Title: The ALS-associated co-chaperone DNAJC7 mediates neuroprotection against proteotoxic stress by modulating HSF1 activity
Abstract: The degeneration of neurons in patients with amyotrophic lateral sclerosis (ALS) is commonly associated with accumulation of misfolded, insoluble proteins. Heat shock proteins (HSPs) are central regulators of protein homeostasis as they fold newly synthesized proteins and refold damaged proteins. Heterozygous loss-of- function mutations in the DNAJC7 gene that encodes an HSP co-chaperone were recently identified as a cause for rare forms of ALS, yet the mechanisms underlying pathogenesis remain unclear. Using mass spectrometry, we found that the DNAJC7 interactome in human motor neurons (MNs) is enriched for RNA binding proteins (RBPs) and stress response chaperones. MNs generated from iPSCs with the ALS-associated mutation R156X in DNAJC7 exhibit increased insolubility of its client RBP HNRNPU and associated RNA metabolism alterations. Additionally, DNAJC7 haploinsufficiency renders MNs increasingly susceptible to proteotoxic stress and cell death as a result of an ablated HSF1 stress response pathway.

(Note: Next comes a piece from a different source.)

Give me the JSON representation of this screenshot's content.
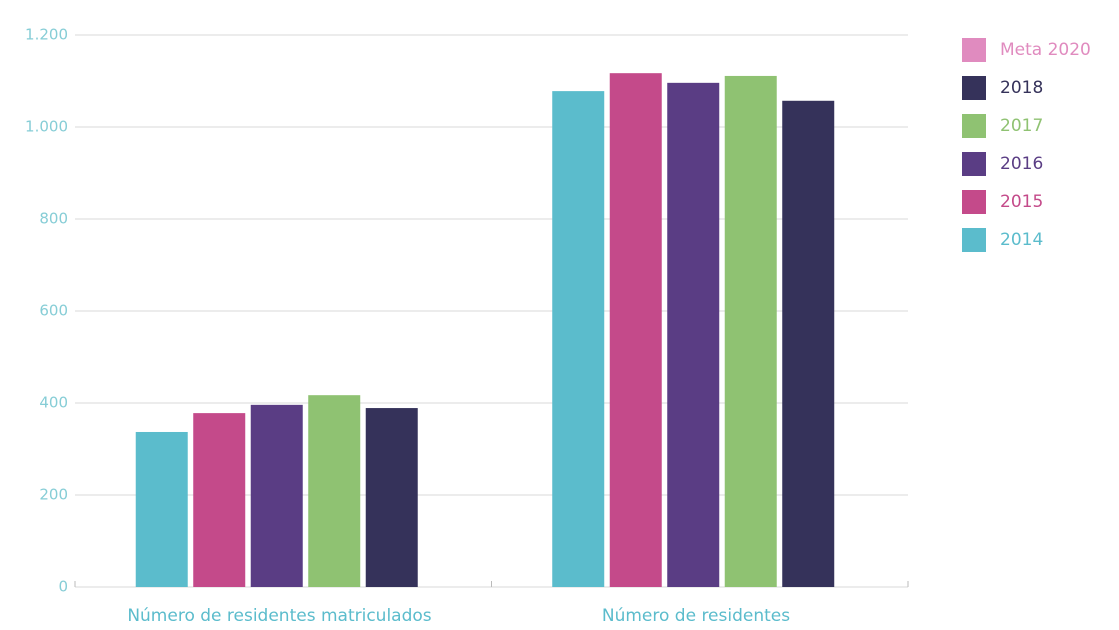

Critically, expression of HSF1 in mutant DNAJC7 MNs is sufficient to rescue their sensitivity to proteotoxic stress, while postmortem ALS patient cortical neurons exhibit a reduction in the expression of HSF1 pathway genes. Taken together, our work identifies DNAJC7 as a crucial mediator of HNRNPU function and stress response pathways in human MNs and highlights HSF1 as a therapeutic target in ALS.
Authors: Andrew C. Fleming, Nalini R. Rao, Matthew Wright, Jeffrey N. Savas, Evangelos Kiskinis
Last Update: 2024-12-01 00:00:00
Language: English
Source URL: https://www.biorxiv.org/content/10.1101/2024.12.01.626216
Source PDF: https://www.biorxiv.org/content/10.1101/2024.12.01.626216.full.pdf
Licence: https://creativecommons.org/licenses/by/4.0/
Changes: This summary was created with assistance from AI and may have inaccuracies. For accurate information, please refer to the original source documents linked here.
Thank you to biorxiv for use of its open access interoperability.